I suppose theres 2 things:

initial export (Confluence allows exporting a space in couple different formats).

incremental updates (Jira supports webhooks , sending json via http post to some listener)

Or maybe easier to prep a clone so you gpt stuff doesn't interfer with users, but it all boils down to file formats.

im not specialist of under the hood of Confluence, Jira, etc.. but im part of those 0.001% that care centralizing knowledge for both tech guys (majority) and satisfy business/stakeholders. Its a very interesting point of discussion "hiw to decide organization of information, but i suppose some basic high level stuff could be inserted on the source pages (tags, etc) to help with categorization, as least avoid showing code to business manager when he just looking for the 5 business rules agreed with Development in some project. etc.

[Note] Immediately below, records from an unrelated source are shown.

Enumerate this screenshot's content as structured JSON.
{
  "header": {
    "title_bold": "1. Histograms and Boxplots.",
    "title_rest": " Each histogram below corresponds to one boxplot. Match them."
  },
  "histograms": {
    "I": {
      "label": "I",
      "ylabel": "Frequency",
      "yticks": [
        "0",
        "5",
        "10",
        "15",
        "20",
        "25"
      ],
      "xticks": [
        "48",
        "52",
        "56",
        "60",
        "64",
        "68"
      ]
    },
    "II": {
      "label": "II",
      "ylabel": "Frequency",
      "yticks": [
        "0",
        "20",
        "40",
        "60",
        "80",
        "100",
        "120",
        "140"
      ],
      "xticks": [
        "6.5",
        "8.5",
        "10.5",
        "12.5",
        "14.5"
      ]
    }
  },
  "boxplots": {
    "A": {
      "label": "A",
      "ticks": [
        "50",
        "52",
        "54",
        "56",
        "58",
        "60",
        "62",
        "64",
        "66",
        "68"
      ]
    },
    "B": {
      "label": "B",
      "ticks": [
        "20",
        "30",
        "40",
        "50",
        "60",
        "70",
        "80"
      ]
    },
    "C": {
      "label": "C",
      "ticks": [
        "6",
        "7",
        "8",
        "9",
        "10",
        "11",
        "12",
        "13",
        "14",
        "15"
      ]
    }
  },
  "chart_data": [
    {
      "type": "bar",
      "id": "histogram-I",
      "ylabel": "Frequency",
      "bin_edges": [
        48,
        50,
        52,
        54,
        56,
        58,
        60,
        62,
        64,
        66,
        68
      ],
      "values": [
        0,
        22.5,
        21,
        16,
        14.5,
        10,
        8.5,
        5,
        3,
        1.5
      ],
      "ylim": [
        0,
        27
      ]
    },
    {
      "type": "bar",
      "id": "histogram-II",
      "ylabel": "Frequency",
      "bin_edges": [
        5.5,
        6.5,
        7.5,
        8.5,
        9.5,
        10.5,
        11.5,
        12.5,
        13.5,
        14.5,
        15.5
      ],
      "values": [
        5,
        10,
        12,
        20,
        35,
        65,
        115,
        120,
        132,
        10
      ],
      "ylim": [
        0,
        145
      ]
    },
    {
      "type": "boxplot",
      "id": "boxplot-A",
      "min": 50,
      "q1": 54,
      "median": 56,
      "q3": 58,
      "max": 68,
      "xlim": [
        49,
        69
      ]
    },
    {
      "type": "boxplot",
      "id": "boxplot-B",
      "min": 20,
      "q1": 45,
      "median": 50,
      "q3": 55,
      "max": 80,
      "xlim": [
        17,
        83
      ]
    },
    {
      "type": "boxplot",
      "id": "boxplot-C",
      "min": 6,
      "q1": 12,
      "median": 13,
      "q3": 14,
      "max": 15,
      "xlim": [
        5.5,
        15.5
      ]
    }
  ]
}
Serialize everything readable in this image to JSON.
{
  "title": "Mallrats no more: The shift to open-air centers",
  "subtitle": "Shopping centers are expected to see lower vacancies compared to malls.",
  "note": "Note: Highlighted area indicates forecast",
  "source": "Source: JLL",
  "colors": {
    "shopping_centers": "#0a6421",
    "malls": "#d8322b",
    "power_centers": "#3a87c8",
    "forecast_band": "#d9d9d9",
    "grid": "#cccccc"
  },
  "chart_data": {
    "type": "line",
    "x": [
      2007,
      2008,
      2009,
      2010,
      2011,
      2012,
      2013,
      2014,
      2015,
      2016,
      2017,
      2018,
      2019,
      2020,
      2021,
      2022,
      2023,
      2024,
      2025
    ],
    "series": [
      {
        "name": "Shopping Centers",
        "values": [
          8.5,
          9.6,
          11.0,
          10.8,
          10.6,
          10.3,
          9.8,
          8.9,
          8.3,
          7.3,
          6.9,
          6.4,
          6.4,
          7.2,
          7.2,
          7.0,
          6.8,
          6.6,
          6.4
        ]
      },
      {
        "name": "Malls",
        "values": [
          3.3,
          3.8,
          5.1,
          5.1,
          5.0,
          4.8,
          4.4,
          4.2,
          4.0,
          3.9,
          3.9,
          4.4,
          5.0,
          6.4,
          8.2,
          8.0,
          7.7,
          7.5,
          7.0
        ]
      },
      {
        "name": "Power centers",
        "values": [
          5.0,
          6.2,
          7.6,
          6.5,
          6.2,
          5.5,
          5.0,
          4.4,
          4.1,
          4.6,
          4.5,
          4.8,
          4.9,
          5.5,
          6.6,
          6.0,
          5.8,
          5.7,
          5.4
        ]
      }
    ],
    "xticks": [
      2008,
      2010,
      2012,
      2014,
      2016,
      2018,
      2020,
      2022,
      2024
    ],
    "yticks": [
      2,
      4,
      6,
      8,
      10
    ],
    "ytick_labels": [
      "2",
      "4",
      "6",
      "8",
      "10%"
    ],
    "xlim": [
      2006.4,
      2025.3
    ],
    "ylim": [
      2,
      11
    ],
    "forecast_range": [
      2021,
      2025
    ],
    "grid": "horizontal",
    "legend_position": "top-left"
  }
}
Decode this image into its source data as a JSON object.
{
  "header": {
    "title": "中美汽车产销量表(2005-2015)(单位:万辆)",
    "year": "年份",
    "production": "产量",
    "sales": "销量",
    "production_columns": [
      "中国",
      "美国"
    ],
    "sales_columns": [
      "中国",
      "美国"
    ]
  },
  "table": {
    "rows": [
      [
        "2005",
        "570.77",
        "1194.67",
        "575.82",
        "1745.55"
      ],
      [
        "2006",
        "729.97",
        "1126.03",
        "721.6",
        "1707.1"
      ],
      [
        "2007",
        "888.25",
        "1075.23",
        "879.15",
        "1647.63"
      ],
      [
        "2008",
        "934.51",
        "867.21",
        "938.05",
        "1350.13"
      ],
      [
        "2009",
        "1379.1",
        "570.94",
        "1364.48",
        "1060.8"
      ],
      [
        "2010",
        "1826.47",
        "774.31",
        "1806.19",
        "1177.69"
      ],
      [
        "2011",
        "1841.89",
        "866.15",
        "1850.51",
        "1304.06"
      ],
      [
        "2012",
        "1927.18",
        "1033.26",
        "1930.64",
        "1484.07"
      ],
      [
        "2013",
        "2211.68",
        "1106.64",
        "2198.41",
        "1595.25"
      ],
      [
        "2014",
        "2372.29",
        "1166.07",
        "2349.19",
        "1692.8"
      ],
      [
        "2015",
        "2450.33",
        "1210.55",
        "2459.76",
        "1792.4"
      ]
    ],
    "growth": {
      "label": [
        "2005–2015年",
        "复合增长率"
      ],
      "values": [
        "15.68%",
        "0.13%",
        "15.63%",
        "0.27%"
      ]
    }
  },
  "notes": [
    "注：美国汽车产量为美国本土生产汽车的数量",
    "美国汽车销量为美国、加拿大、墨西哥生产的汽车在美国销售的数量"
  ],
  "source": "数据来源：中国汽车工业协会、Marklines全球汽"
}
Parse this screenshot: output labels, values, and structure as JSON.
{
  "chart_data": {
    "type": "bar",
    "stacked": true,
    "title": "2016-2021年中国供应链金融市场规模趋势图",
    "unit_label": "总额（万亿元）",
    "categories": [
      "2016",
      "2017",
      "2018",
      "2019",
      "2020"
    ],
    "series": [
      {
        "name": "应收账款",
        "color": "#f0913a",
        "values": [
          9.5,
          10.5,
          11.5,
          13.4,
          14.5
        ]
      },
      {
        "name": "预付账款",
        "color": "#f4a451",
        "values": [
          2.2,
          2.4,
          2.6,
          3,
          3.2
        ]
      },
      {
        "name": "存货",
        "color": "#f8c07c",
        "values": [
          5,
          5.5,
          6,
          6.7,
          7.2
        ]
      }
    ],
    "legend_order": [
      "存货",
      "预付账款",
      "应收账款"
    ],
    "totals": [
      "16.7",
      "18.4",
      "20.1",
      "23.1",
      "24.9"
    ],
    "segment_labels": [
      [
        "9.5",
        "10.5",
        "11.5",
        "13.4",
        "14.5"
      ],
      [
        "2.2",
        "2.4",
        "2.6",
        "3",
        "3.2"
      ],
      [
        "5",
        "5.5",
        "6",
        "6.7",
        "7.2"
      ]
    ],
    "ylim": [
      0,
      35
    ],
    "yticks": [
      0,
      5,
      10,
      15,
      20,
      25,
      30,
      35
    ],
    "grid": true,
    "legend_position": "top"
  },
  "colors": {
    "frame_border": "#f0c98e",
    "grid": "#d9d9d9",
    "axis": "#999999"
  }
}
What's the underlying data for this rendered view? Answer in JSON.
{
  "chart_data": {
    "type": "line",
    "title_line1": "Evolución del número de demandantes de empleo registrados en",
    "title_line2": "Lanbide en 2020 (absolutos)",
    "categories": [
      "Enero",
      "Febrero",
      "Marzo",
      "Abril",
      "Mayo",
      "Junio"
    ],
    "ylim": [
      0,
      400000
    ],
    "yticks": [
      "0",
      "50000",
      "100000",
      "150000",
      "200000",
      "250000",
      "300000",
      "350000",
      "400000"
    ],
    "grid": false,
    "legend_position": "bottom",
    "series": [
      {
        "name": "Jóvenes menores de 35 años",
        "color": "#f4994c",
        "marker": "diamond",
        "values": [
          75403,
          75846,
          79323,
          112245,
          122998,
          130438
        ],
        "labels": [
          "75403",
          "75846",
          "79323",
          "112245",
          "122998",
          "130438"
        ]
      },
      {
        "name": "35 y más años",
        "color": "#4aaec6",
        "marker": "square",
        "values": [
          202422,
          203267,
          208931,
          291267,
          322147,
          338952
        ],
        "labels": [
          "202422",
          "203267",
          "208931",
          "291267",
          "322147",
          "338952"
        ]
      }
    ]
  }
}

JohnRSim commented 1 year ago
dartpain commented 1 year ago

I think what needs to be built here is just a module for our parser. basically something that loads data and converts it into (.rst, .md, .pdf, .docx, .csv, .epub, .html) As DocsGPT already loads this files with easy. Its just method of scraping files that we need to implement here

tardigrde commented 1 year ago

This feature would be a killer. TBH I gave it a try and it's a more complex proeblem than I thought. OpenAI example would try to fetch every URL on the website and put every text in embeddings. The problem is that there is a lot of gibberish, non relvant text on these webpages.

We could start by something simple, like Wikipedia. There should be some good projects already doing webscraping on wikipedia in Python. But then again I think it's a big development effort. I think other projects like AutoGPT do something similar already.

tardigrde commented 1 year ago

FYI: This nice repo implemented loading text from YT videos as well as websites https://github.com/embedchain/embedchain

KennyDizi commented 1 year ago

Deeplake could be the good fit? https://github.com/activeloopai/deeplake

dartpain commented 1 year ago

I think this would fit more of a auto fine tune situation. We need a more general solution such that we can ingest data in different vectorstores, if users want to use faiss or elasticsearch or pinecone...

dartpain commented 1 year ago

Also @pabik is already working on it in the feature/remote-loads branch We will also need to do the UI in parallel

thefoodiecoder commented 7 months ago

Llama Index provides support for ingestion from these sources. We can either look into integrating or porting these.

All loaders - https://llamahub.ai/?tab=readers

dartpain commented 7 months ago

Currently we have some remote loaders presend, but not confluence and sharepoint check them out here: https://github.com/arc53/DocsGPT/tree/main/application/parser/remote If you want to contribute, would be very happy!

thefoodiecoder commented 7 months ago

Python isn't my forte but let me see if someone from my Data Science team is willing to contribute.